2023年7月の改正道路交通法施行で誕生した「特定小型原動機付自転車」。16歳以上なら免許不要、ヘルメット努力義務で乗れるようになりましたが、なぜこのルールになったのでしょうか。いったい、なぜなのでしょうか。
原付きなのに「ノーヘルOK」なぜ? 新カテゴリー誕生の舞台裏
日本の道路で見かける機会が増えた電動キックボードですが、2023年7月の改正道路交通法施行により、一定の要件を満たす車両は「特定小型原動機付自転車(特定小型原付)」として扱われるようになりました。

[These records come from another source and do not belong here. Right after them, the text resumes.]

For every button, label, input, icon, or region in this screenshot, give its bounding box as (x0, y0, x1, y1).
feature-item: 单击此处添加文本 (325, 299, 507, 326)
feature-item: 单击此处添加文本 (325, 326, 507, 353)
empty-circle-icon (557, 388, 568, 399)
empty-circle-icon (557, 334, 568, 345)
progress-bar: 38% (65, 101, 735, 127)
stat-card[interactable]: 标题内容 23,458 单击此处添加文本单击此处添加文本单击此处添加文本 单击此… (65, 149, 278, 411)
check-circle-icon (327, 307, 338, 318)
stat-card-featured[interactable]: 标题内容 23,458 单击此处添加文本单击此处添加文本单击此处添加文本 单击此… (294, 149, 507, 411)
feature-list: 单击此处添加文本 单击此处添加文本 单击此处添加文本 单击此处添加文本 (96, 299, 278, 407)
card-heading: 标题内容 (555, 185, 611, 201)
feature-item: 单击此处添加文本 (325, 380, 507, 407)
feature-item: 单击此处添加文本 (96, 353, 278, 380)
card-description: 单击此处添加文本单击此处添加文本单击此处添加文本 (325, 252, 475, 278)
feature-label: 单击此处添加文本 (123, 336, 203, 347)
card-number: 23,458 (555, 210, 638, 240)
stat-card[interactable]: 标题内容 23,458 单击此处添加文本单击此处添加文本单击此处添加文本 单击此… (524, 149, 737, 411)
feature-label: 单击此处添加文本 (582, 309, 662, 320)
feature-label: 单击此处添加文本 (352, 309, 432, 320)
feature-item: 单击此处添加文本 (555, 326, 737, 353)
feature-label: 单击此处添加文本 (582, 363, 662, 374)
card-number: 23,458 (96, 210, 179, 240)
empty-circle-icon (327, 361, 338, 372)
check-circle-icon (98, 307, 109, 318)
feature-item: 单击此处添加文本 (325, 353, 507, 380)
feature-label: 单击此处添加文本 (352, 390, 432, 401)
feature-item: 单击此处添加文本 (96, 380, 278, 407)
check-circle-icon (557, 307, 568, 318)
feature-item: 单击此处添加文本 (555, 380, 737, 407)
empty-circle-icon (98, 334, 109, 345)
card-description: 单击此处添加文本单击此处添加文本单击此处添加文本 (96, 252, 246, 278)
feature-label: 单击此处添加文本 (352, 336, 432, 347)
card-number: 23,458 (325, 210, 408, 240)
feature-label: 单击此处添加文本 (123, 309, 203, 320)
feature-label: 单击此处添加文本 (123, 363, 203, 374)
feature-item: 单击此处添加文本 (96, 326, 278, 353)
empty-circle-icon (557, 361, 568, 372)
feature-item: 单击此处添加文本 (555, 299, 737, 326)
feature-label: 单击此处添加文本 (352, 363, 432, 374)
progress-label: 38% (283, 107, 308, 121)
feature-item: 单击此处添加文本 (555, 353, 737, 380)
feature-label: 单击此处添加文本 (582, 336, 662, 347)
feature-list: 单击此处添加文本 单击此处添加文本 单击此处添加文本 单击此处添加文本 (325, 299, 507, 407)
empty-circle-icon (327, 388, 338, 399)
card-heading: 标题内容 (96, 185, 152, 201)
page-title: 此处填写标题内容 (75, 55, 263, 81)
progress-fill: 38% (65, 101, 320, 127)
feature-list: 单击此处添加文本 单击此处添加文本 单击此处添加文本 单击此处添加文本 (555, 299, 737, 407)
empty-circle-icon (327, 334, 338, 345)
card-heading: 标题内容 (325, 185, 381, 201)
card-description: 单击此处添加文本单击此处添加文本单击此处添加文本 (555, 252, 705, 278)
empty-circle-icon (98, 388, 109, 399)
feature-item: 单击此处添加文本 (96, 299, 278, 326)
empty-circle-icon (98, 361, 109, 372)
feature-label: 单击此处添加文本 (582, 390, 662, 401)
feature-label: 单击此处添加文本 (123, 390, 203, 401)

それまで電動キックボードは、原則として「一般原動機付自転車(原付)」に分類され、運転免許やヘルメットの着用が必須でした。
一方で、新たな特定小型原付は、16歳以上であれば免許不要となり、ヘルメットの着用も「努力義務」に緩和されています。
なぜ「原動機付き」なのにノーヘルが許容されるのでしょうか。警察庁は、この区分の車両は性能上の最高速度が20km/h以下に制限されており、自転車と同程度の速度域であることから、新たな交通ルール(自転車に近い扱い)を適用したと説明しています。
自転車は人力でも20km/h前後の速度で走行しますが、ヘルメット着用は努力義務にとどまっています。特定小型原付もこの水準に合わせた形です。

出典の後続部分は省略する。